Arkema est aussi sous pression. La CFDT demande au groupe de "faire un effort conséquent de 230 millions d'euros" pour remettre à niveau l’outil industriel, et notamment pour moderniser et changer la technologie de la salle d’électrolyse de Lavera, qui nécessite un investissement de 180 millions d'euros. Arkema, qui a injecté 69 millions d'euros de garanties et dans la trésorerie de l’entreprise depuis son redressement judiciaire, serait prêt à faire un effort supplémentaire. "Sinon, on fera casser au tribunal la cession de l’entreprise à Gary Klesch", menace Jean-Michel Rovida, délégué CFDT.
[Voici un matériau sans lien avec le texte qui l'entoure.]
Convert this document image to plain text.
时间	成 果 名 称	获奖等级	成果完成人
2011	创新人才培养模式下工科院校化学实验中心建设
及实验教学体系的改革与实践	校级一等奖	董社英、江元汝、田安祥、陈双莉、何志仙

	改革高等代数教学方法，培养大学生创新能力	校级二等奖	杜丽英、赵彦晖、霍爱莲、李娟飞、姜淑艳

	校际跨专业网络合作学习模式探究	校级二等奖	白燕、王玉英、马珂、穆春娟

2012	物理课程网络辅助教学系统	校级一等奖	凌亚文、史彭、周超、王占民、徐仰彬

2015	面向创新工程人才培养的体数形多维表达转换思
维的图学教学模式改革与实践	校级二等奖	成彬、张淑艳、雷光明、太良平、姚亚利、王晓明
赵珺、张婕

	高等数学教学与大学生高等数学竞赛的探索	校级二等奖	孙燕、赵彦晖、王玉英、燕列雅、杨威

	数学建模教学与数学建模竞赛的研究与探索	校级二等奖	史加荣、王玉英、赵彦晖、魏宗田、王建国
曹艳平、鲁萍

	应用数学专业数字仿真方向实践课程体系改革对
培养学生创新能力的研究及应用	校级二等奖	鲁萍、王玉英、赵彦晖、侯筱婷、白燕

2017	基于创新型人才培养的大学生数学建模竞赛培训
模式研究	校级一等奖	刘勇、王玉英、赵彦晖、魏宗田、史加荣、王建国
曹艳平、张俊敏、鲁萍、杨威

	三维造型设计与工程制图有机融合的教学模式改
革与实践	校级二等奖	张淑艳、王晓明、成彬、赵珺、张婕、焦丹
1300 emplois directs menacés

"Nous, on veut que l’Etat soit partie prenante", insiste Philippe Lemarchand, coordinateur CGT du groupe Kem One qui a déposé un projet de reprise alternatif et se prévaut du soutien des régions Provence-Alpes-Côte d’Azur et Rhône-Alpes. Lundi, le collectif de soutien aux salariés de Kem One a manifesté une troisième fois à Lyon. Après avoir remis un courrier au préfet de région, un peu plus de quatre-vingts personnes se sont rendus en cortège, en silence, jusqu’à l’hôtel de ville où ils ont déployé une banderole sur laquelle était écrit : "Nous voulons vivre de nos métiers."

1 300 postes directs et des milliers d'emplois indirects dans la filière et chez les sous-traitants de Kem One sont liés à ce dossier.